Casablanca. Bogie, Bergman, endlessly quotable dialogue, intrigue, laughs, romance, an exotic setting, hissable Nazis, a patriotic sing-along, etc. I can easily overlook some of the more far-fetched aspects of the script.

Never Let Me Go

For the aching sadness when the movie ends. And brilliant performances

Sounds like me! In addition Days of Heaven is probably my favorite Malik. It gives me chills just thinking of it.

Interestingly, most of the movies mentioned here are probably not in my top 200 or 300…if I’ve seen them.

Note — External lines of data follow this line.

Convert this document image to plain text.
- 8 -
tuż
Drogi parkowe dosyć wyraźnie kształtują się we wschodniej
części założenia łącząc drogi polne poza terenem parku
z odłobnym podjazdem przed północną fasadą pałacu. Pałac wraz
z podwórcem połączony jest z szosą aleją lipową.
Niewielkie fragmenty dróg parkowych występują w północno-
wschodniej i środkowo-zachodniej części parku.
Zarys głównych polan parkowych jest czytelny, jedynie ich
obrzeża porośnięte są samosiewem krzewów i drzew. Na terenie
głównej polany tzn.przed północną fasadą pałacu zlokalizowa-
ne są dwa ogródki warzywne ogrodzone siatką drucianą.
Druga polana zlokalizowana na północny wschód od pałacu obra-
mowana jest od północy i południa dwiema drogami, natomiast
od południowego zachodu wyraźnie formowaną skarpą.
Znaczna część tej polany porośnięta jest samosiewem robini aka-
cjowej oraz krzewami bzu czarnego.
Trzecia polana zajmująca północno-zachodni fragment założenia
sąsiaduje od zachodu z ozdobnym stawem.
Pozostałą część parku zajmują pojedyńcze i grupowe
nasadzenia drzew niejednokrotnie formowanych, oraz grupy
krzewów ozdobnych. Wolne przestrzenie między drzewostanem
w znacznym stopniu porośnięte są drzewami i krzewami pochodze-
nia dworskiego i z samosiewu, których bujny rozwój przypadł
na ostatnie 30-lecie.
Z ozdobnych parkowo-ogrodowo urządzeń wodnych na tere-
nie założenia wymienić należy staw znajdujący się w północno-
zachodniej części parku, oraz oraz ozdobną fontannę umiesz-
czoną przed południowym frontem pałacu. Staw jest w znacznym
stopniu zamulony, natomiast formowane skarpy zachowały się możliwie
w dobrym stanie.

I couldn’t come up with an absolute favorite because I love so many nearly equally, but two movies I can never pass up if I come across them channel surfing are Joy Luck Club and Gosford Park. I’ve seen the latter at least 6 or 7 times, and I still find things I didn’t notice in previous viewings. Comedy, tragic, great social commentary and snappy dialog…what is there not to love?

Oh, I don’t know if I could watch that one again. Yes, achingly sad. I loved the book, but the performances were so letter perfect, I have to actually give a slight nod to the movie.

I forgot that *Miller’s Crossing * is close to my favorite movie. So many ways it’s perfect…you could probably watch it with the sound off it’s so beautifully photographed. Cinematagraphed???